Phoenix, AZ – Today Concerned Veterans for America (CVA) is launching a new campaign urging Rep. Krysten Sinema (D-AZ) and Rep. Tom O’Halleran (D-AZ) to support the newly-introduced VA Accountability First Act of 2017. The group is releasing web ads targeted at the constituents of Rep. Sinema and Rep. O’Halleran, asking them to call the elected officials in support of the bill.
“Fraud. Abuse. Veterans dying on wait lists. American heroes deserve better, but our veterans are suffering at the hands of bad VA employees,” the ad narrator says. “Congress can change it by passing the VA Accountability First Act of 2017. New reforms that will hold bad employees accountable and cut undeserved bonuses. Reforms that get bad VA employees out – for good.”
The ads are part of a larger series of web ads the group is releasing this week. Other targeted representatives include members like Rep. Ann Kuster (D-NH), Rep. Scott Peters (D-CA), and Rep. Tim Walz (D-MN), who serve on the House Veterans Affairs Committee, as well as members such as Rep. Tulsi Gabbard (D-HI) and Rep. Ami Bera (D-CA), who voted in support of similar accountability measures in the past.
CVA has also launched a promoted digital tool which allows constituents to contact their elected officials via email, Twitter, Facebook, and patch-thru phone calls in support of the VA Accountability First Act of 2017.
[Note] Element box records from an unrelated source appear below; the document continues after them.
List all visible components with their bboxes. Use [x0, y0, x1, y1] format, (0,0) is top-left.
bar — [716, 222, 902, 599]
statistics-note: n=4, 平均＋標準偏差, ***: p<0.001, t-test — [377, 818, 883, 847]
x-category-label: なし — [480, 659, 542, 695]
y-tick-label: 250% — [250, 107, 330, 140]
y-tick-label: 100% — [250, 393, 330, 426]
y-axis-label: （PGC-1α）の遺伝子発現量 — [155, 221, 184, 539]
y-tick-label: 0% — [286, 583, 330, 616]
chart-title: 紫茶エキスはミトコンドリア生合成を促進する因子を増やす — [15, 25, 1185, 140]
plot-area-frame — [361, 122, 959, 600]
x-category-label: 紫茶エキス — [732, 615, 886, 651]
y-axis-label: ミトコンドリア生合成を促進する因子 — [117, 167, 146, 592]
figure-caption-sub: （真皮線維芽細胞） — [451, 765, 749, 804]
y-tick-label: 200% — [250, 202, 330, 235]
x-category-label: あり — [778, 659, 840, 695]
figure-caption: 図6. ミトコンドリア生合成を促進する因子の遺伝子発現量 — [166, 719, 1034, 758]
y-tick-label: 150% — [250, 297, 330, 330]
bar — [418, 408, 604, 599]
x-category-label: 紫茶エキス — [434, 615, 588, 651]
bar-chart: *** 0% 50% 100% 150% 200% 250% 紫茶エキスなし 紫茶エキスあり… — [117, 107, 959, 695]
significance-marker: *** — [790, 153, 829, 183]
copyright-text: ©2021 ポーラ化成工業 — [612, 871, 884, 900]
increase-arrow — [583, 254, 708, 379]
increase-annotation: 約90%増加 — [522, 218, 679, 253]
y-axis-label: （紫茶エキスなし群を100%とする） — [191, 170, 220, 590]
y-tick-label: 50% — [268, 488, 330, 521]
CVA Arizona State Director Matt Dobson issued the following statement:
“It has been nearly three years since the VA wait list scandal began, and to this day, reports are still emerging about VA employees purposefully manipulating scheduling data at facilities across the country. It is unacceptable that there is still such a lack of accountability within the VA, and Congress needs to take immediate action to prevent bad employees from further putting the lives of veterans at risk. The VA Accountability First Act of 2017 would make it easier to fire employees who engage in misconduct and give the new VA Secretary the tools he needs to improve the troubled department. Veterans deserve the highest standard of care possible, and right now, our government is failing them. We urge Arizona representatives to help pass this critical bill through the House without delay.”
The 2017 VA Accountability First Act would drastically shorten the overall termination and appeals process for Department of Veterans Affairs (VA) employees who are found to have engaged in misconduct. Currently, that process can take months or even years. The bill also empowers the VA Secretary to recoup bonuses awarded in error or given to employees who were later found to have engaged in misconduct. Additionally, the bill gives the VA Secretary the ability to reduce the pensions of VA employees who are convicted of felonies that influenced their job performance.
The VA Accountability First Act of 2017 also contains language that ensures that these new powers for the VA Secretary cannot be used against whistleblowers who speak up about wrongdoings at the VA.
Last week, the Office of the Inspector General (OIG) revealed that dozens of VA facilities in North Carolina and Virginia have been vastly under-reporting the length of time veterans wait to see their doctors.